Validity - Validität
Stichhaltigkeit der Aussage von Befragten mit der Realität

Value Proposition
Ein nachhaltiges Angebot, das für einen potenziellen Kunden überzeugend und interessant ist. Voraussetzung ist, dass das Unternehmen ein solides Verständnis seiner Kunden gewinnt. Welchen Wert erwarten diese Kunden? Wie müssen die Produkte und Dienstleistungen beschaffen sein, um diesen Wert nachhaltig zu gewährleisten? Darüber hinaus muss die Value Proposition kontinuierlich neu bewertet werden, um auf einen dynamischen Marktplatz schnell und angemessen zu reagieren.

Veblen-Effekt
Hier liegt ein Fall von Geltungskonsum vor. Das Produkt hat zwar gerade eine Preiserhöhung durchgemacht, wird jetzt aber erst recht konsumiert, oder ein Produkt ist sowieso so hochpreisig, dass ich durch den Konsum meinen sozialen Status und persönlichen Wohlstand demonstrieren möchte. Neben einem Trotzverhalten einerseits, setzt zum anderen ein gewisser Snob-Effekt ein, mit dem man aussagt, dass man sich das Produkt trotz allem oder gerade wegen des hohen Preises leisten kann. Während beim Veblen-Effekt der Preis Auslöser des Konsums ist (schaut her, was ich mir leisten kann!) ist es beim Snob-Effekt die Einzigartigkeit (ich fahre als Einziger dieses Auto in dieser Ausstattung). Vergl. Nachfrage-Effekt

Vektorisieren
Die Umwandlung eines pixelorientierten Bildes in eine Grafik, die aus Verbindungslinien, Kurven und Flächen zwischen unzähligen Ankerpunkten (Vektoren) besteht, nennt man vektorisieren. Man kann Bitmap-Dateien (Bilder) manuell vektorisieren, in dem man an den Konturen des Bildes von Hand einen Pfad erzeugt oder aber spezielle Software verwendet. Vektorgrafiken benötigen weniger Speicherplatz, können verlustfrei skaliert und gut weiterverarbeitet (z.B. Folienplotter) werden.

Verbraucherpromotion – Consumer Promotion
Als Teil der Verkaufsförderung richten sich die Maßnahmen der Verbraucherpromotion direkt an den Endverbraucher am Ort des Verkaufes. Das Ziel dieser Aktivitäten besteht darin, den Verbraucher auf bestimmte Artikel bzw. Aktionen aufmerksam zu machen und einen Kaufanreiz für ihn zu schaffen.

Verbraucherschutz
Der Verbraucher soll gegen Irreführung, Übervorteilung oder Gefährdung geschützt werden. Hierzu hat der Gesetzgeber Regelungen getroffen, die im Bereich Wettbewerb wirksam werden. Verschiedenste Verbraucherschutzorganisationen und Wettbewerbshüter sorgen für eine Einhaltung der gesetzlichen Auflagen. Auch ein Schadensersatz im Rahmen von Produkt- bzw. Produzentenhaftung ist einklagbar.

Verbundwerbung
Kollektivwerbung unterschiedlicher Hersteller zu einem gemeinsamen Thema mit sich ergänzenden Produkten.

Verkauf
Ausnützen zwischenmenschlicher Beziehung mit positivem Ertrag.

Verkäufermarkt
Marktsituation, bei der die Marktmacht auf Seiten der Verkäufer liegt. Der Verkäufer diktiert also Preise, Konditionen, usw.

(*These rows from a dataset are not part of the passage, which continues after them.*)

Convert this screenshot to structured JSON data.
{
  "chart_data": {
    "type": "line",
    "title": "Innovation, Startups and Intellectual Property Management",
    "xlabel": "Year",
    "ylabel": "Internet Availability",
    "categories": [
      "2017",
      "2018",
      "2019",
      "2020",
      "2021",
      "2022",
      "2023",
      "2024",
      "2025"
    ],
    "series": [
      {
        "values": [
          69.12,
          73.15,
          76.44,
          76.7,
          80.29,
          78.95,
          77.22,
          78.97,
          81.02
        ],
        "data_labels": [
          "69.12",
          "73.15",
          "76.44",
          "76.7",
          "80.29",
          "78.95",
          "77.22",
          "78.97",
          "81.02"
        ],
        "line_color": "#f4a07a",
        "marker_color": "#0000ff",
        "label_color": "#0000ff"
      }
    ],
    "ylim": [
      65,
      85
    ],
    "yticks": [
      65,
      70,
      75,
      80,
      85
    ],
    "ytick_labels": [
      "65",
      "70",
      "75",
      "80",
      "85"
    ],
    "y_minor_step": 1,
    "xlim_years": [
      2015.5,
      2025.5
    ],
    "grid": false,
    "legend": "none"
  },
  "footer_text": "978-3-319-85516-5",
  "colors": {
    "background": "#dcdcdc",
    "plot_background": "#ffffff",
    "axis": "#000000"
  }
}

Verkaufsförderung – Sales Promotion
Teil des Kommunikationsmix im 3. «P». Unter den Begriff Verkaufsförderung (Sales Promotion) fallen alle Aktivitäten, die der Steigerung der Verkaufszahlen dienen: Außendienstwettbewerbe, Bonussysteme, Verkaufstreffen, Schulungen, Displays, Aufsteller, Prospekte für Preisausschreiben, Preisnachlässe, Sonderpackungen, Sondergrößen, Packungen mit Zusatznutzen, Gratisproben, Gestaltung von Verkaufsflächen etc. Dabei unterscheidet man nach Verbraucherpromotion, Verkäuferpromotion und Händlerpromotion.
Verkaufsförderungsmaßnahmen muss sich der Einzelhandel beispielsweise schon länger nicht mehr nur selbst ausdenken. Die Produzenten der Waren greifen ihm hier tatkräftig unter die Arme, und versorgen den Handel mit Prospektmaterial, mit Werbemitteln oder vorgefertigten Eventmassnahmen.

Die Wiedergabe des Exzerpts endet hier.